Auch die CDU hat in den vergangenen Jahren in der Mitte viele Wähler hinzugewonnen, vor allem ehemalige Wähler von SPD und Grünen. Für diese Wähler war die vor allem gesellschaftspolitische Modernisierung der CDU unter Kanzlerin Merkel nur deshalb glaubwürdig, weil sich die CDU zugleich von alten konservativen Zöpfen trennte. Das verortet sie heute klar abgegrenzt von der rechtspopulistischen AfD. Schwarz-Blaue Koalitionsdebatten würden diese Glaubwürdigkeit beschädigen, zumal es sich die Sozialdemokraten sicher nicht nehmen lassen, wie einst die Christdemokraten, mit Socken zu wedeln – nur eben mit braunen.

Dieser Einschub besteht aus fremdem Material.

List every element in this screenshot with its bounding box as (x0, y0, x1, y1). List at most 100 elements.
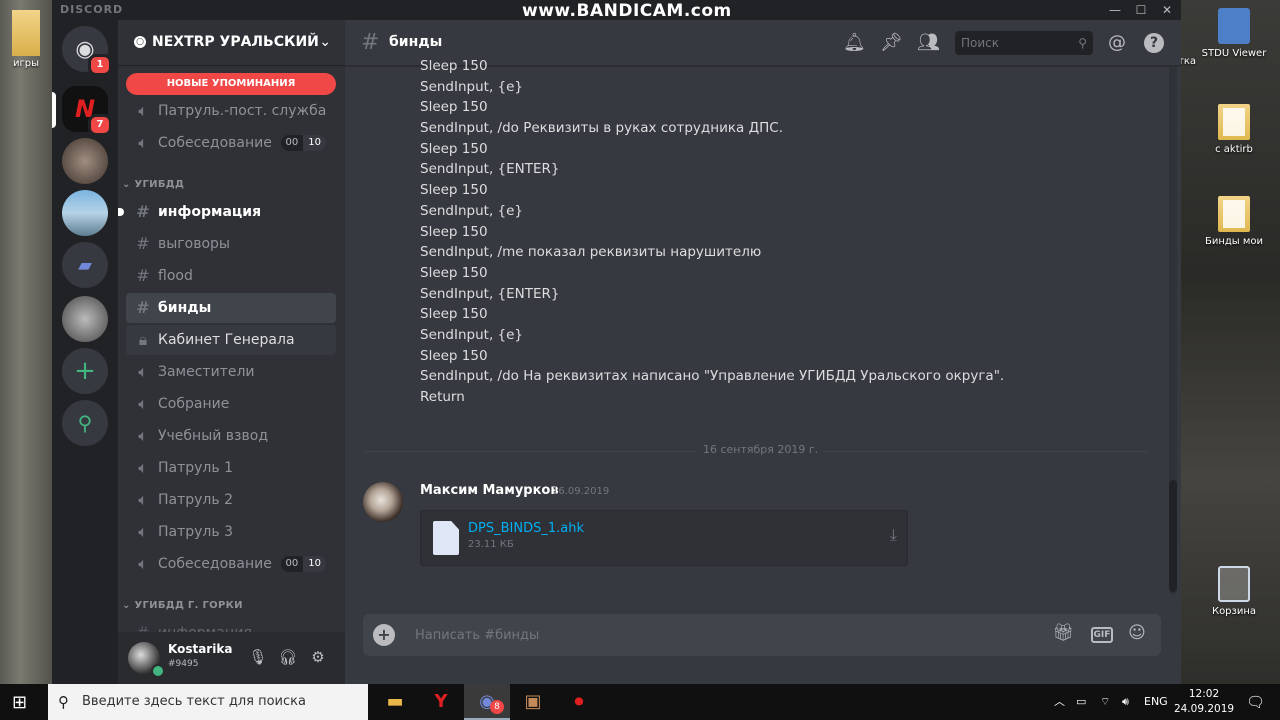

Regieren mit der Fundamentalopposition?

Dabei lässt sich die Frage nach Koalitionen mit der AfD gar nicht so einfach beantworten. Vor allem in Ostdeutschland nicht, wo das westdeutsche Parteiensystem nie Fuß gefasst hat. Einerseits kann eine Partei wie die AfD, die bei einer Landtagswahl bis zu einem Drittel der Wähler mobilisieren kann, nicht dauerhaft von der politischen Willensbildung ausgeschlossen werden. Früher oder später wird CDU an der Debatte nicht vorüber kommen: Wie halten wir es mit der AfD?

Andererseits jedoch ist diese Debatte für die CDU extrem gefährlich. Es lässt sich schließlich zu Recht fragen, ob die AfD überhaupt regierungsfähig ist. Ein realpolitischer Flügel ist in der rechtspopulistischen Partei nicht zu erkennen. Es gibt keine Landespolitiker, die tatsächlich an einer Politik der kleinen Schritten und der alltäglichen Suche nach politischen Kompromissen interessiert sind. Im Gegenteil, große Teile der AfD und vor allem die ostdeutschen Landesverbände haben sich radikalisiert, reden einer Fundamentalopposition das Wort. Sie wollen das politische System bekämpfen, das System Merkel entsorgen. Regieren wollen sie erklärtermaßen nur, wenn sie stärkste Partei sind. Viele Konservative und Liberale, die bei der Parteigründung vor fünf Jahren dabei waren, haben die AfD deswegen wieder verlassen. In dieser Woche erst gab auch der Hamburger AfD-Politiker und Vorsitzende der Fraktion in der Hamburger Bürgerschaft, Jörn Kruse, sein Parteibuch zurück. Er wollte nicht länger zusehen, wie die AfD das Bündnis mit Rechtsextremisten sucht.  

Fatales Machtvakuum in der CDU

Weil in der AfD demokratiefeindliche Kräfte und Diskussionen mehr und mehr an Einfluss gewinnen, ganze Parteigliederungen dominieren, prüfen mehrere Landesämter für Verfassungsschutz, ob die Partei nicht beobachtet werden muss. Lässt sich die CDU in einer solchen Situation zum Beispiel in Sachsen auf Debatten über Koalitionen mit der AfD ein, könnte sie in deren Radikalisierungssog geraten und erst recht viele Wähler in der Mitte verprellen und ihre Mehrheitsfähigkeit verlieren.

Eigentlich bräuchte die CDU in einer solchen Situation eine Parteiführung mit Autorität, Weitsicht und machtstrategischem Gespür. Beides fehlt derzeit, weil Angela Merkel nicht nur als Kanzlerin, sondern auch als CDU-Vorsitzende angeschlagen ist. Alle in der CDU wissen: Ihr Abschied von der Macht ist nur noch eine Frage der Zeit. Doch je länger das Interregnum in der CDU sich noch hinzieht, desto größer könnten die Kollateralschäden werden. Und desto länger können Landespolitiker wie Christian Hartmann auf Kosten der Partei ihre ganz persönlichen politischen Spielchen spielen.